By Mamer Abraham
Embassies of Canada, France, Germany, the Netherlands, Norway, the United Kingdom, the United States, and the European Union delegation have called on South Sudan government to remove illegal checkpoints hampering humanitarian aid delivery.
The diplomats pledged their full support to the South Sudanese people by alleviating suffering through the provision of humanitarian aid but urged the government to reduce the costs of delivering aid by stopping the illegal collection of revenue from aid agencies.
“We also call on the transitional government to take concrete steps to reduce the costs of delivering aid, such as those generated by checkpoints and other illicit efforts to extract revenue from humanitarian aid operations.” A statement seen by this outlet read.

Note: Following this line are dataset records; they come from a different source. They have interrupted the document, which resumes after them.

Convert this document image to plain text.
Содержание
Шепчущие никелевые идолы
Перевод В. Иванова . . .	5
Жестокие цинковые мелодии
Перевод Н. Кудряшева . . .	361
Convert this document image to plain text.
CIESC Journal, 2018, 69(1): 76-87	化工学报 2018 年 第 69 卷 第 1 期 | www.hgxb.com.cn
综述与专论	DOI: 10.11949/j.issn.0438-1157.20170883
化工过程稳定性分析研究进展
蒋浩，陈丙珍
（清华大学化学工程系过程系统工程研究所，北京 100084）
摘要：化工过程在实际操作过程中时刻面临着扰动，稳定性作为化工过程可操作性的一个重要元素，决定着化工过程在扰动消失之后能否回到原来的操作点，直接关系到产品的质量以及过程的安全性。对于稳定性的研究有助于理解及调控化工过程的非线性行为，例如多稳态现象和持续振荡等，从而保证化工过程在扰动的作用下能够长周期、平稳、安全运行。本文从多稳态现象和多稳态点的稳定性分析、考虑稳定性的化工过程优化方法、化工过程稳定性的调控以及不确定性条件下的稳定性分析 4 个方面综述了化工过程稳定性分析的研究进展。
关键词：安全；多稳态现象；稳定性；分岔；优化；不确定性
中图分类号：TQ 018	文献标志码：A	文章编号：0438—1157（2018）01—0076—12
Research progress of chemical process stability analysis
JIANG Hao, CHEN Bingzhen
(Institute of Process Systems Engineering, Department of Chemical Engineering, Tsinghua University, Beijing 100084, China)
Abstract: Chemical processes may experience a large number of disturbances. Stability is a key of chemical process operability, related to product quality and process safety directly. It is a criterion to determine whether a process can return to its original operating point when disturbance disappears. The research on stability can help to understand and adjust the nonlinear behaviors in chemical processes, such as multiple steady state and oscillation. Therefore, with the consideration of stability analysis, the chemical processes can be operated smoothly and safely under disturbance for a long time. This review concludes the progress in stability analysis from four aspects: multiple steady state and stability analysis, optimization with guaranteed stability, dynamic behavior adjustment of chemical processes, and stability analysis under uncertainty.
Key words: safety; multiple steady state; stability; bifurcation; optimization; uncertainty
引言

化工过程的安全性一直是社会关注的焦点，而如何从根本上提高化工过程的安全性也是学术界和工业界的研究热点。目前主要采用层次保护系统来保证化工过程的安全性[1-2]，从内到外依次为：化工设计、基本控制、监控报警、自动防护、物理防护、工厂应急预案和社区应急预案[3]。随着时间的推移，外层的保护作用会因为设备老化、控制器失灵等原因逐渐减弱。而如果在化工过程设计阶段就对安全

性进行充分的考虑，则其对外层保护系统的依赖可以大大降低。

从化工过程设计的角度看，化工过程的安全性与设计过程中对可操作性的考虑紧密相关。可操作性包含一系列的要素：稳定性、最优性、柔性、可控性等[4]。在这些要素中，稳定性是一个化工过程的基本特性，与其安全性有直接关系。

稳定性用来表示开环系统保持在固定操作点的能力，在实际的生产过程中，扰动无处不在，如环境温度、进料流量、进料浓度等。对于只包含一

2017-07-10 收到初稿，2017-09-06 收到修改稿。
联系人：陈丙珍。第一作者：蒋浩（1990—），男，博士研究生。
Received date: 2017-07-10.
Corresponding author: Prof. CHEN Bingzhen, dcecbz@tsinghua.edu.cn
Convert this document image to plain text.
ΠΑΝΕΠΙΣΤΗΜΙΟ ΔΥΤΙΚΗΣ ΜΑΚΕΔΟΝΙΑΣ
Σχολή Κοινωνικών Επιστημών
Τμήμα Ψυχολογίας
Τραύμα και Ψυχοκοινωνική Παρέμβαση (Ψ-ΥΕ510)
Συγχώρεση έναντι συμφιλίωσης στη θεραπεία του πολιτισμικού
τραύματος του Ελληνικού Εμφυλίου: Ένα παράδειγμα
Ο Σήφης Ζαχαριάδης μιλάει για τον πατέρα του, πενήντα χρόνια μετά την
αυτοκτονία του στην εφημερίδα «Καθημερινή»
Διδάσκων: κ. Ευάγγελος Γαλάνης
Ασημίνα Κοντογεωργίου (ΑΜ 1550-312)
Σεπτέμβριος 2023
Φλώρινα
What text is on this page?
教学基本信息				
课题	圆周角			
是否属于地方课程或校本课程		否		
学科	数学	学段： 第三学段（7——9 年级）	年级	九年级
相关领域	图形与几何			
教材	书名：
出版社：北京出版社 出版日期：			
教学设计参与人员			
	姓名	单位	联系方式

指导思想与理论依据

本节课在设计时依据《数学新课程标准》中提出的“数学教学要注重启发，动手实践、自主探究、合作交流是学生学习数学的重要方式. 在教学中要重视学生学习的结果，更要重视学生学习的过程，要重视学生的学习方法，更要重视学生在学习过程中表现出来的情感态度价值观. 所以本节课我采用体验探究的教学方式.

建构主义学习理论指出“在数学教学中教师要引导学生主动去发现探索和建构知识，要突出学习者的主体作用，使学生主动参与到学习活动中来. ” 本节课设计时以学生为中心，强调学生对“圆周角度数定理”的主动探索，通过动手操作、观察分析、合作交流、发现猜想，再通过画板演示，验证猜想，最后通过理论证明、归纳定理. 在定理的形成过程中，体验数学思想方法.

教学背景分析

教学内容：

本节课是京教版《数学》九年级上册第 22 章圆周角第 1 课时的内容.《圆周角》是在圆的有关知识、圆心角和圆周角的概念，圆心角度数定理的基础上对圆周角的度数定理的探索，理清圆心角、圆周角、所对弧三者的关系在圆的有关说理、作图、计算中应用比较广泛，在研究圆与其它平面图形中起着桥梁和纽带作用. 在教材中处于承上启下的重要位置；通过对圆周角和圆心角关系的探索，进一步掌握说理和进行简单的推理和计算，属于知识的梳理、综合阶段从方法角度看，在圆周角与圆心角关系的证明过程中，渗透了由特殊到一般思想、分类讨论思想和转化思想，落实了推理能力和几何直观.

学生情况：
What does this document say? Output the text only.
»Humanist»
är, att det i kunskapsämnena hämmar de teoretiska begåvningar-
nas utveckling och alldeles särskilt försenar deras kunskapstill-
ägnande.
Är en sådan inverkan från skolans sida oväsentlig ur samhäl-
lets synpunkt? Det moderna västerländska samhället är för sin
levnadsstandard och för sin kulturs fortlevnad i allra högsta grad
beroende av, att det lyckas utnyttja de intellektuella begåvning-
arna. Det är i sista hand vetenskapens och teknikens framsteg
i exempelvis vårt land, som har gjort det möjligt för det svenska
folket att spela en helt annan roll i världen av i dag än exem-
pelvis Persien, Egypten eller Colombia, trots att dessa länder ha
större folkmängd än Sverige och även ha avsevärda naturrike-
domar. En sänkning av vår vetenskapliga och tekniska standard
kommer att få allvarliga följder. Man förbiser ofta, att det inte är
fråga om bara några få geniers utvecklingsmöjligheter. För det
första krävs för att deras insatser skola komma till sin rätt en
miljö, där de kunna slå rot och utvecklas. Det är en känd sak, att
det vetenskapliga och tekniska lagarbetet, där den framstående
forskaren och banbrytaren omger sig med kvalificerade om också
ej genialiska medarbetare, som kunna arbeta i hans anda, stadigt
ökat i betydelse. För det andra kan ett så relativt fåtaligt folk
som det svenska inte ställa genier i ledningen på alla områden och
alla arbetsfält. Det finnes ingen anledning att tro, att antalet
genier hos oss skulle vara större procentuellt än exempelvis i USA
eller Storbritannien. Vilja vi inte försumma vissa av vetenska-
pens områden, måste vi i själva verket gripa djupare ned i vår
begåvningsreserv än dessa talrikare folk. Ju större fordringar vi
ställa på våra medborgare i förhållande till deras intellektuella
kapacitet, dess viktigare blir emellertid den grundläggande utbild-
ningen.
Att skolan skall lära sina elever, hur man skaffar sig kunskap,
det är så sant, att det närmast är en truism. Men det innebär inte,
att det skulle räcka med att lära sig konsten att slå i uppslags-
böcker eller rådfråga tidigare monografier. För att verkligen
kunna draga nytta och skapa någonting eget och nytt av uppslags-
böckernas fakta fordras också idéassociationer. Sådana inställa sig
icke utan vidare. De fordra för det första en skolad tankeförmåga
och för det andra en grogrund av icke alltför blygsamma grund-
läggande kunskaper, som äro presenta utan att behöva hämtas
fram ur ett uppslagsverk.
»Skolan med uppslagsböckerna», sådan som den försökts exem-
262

They decried the humanitarian need of the South Sudanese deteriorated by the protracted conflict in Sudan, adding that the international community had donated over $1 billion this year alone.
“We are all appalled by the conflict in Sudan, which has created dire additional humanitarian needs and placed an extra burden on the South Sudanese people,” it continued.
The embassies and the EU delegates called on the government to increase its contribution to the humanitarian sector in a bid to improve the livelihoods of its citizens.
“We expect the transitional government to be a full partner in the effort to ease suffering and save lives in South Sudan by increasing its financial contribution to the humanitarian effort,” they continued.
They stressed the need for the country to be stable so that there could be notable economic development that would discourage dependency on humanitarian aid. The embassies also called for transparency and accountability in the execution of duties by government institutions.
Last month, the United Nations High Commissioner for Refugees, Filippo Grandi, appealed for $1 billion to address the humanitarian crisis caused by Sudan’s conflict in the region.
He stated that the government of South Sudan had pledged $15 million to aid in the transportation of people from the border to their settlements and urged the government to provide their pledge as soon as possible.
Refugees and South Sudanese returnees from Sudan are currently camped in Paloch, Renk, and other border areas of South Sudan, leading to a stretching of resources among the border communities.